La elocuencia de Beatriz no sólo está hecha del sosiego de sus palabras. También habla con los productos que tiene en sus estanterías. De una de las repisas menos iluminadas extrae un estuche que lleva el nombre y el perfil del escritor sueco Hans Christian Andersen y, de ahí, saca una pipa cuyas partes metálicas son de plata. Su precio, 3.000 pesos –hace trece años costaba 400 y era una ganga para los turistas europeos y norteamericanos que suelen visitar el negocio. Luego, de un rincón más penumbroso aún (las pipas no soportan bien la luz), Beatriz destapa un nuevo estuche y allí refulge una pipa turca de espuma de mar con su hornilla blanca labrada (unos dos mil pesos). “No la toque”, advierte. La mujer calla las posibles fuerzas del Más Allá que podría despertar el mínimo roce.

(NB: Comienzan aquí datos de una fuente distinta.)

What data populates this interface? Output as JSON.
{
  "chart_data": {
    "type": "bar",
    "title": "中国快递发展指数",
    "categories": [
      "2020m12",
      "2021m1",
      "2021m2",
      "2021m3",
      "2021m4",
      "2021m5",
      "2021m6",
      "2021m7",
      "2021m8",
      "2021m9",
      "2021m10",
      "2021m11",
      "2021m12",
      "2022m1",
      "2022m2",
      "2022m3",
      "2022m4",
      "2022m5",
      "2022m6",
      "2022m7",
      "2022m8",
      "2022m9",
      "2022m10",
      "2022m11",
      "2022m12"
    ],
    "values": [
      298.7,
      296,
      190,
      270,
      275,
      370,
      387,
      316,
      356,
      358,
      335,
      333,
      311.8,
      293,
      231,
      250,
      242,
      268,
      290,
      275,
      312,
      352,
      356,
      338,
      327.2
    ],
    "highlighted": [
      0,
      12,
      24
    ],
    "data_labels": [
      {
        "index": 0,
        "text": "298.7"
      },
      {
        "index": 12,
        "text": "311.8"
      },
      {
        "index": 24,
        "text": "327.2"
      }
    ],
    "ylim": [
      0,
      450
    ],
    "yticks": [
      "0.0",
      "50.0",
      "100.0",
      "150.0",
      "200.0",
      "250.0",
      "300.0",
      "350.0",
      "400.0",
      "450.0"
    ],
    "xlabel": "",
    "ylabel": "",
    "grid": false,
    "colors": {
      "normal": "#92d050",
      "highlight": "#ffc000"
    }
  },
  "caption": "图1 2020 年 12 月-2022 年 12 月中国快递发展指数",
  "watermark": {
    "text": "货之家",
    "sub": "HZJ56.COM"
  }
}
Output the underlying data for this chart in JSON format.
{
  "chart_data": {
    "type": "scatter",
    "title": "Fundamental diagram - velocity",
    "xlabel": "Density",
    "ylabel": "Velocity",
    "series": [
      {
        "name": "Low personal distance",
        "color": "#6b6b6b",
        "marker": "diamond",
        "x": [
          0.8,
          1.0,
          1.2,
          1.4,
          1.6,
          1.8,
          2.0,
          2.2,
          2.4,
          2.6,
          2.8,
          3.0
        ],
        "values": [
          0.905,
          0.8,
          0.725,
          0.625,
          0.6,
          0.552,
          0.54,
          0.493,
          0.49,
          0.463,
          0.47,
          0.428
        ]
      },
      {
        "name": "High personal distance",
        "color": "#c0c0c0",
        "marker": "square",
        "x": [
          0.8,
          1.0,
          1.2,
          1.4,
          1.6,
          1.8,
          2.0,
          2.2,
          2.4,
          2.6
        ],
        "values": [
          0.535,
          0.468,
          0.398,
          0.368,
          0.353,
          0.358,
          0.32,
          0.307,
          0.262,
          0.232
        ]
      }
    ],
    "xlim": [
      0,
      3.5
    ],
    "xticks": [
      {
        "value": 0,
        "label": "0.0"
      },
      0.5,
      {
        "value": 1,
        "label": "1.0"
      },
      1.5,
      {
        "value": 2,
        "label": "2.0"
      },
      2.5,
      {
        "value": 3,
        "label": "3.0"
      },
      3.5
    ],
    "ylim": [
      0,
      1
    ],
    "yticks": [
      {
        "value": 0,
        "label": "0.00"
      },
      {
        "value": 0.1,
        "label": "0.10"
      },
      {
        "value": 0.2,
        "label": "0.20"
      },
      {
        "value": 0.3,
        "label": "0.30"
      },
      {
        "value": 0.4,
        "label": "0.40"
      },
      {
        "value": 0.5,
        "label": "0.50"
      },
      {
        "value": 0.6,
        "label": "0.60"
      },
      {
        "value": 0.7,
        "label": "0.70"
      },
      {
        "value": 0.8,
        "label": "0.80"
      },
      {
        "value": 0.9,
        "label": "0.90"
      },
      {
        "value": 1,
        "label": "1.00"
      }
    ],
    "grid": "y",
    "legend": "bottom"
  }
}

Sergio Villarroel (aquél conductor de Telenoche de principios de la democracia cuya voz lijada con tabaco recuerda toda una generación), el difunto Horacio Ferrer (el tanguero que vivía en una suite del Alvear Palace Hotel) o Pepito Cibrián son algunos de los clientes que circularon y circulan por la tabaquería. Otros mortales pueden iniciarse en el refinado arte del buen tabaco si disponen de unos 400 pesos para pagar un Cohiba Robusto o, con cien veces menos dinero, puede llevarse un purito correntino y esconderse en algún baño a fumarlo.

Regalones

Tal vez porque Eduardo VII y Bismarck en su tiempo impusieron la delicada costumbre de regalar habanos, las tabaquerías son también tiendas de regalos, aunque no de cualquier clase. Juegos de mesa, lapiceras, encendedores, linternitas, valijitas con utensilios para acicalarse, cortarse y levantarse el sarro debajo de las uñas. Tanto la de Rioja y Maipú como la de Paraguay al 700, exhiben toda una parafernalia de herramientas para esa virilidad puntillosa que frecuenta estos reductos. Amén de las navajitas del tipo Victorinox y sus clones, que con su aura de Rambo doméstico ofrecen al pulcro profesional una vida secreta en la intimidad de su despacho.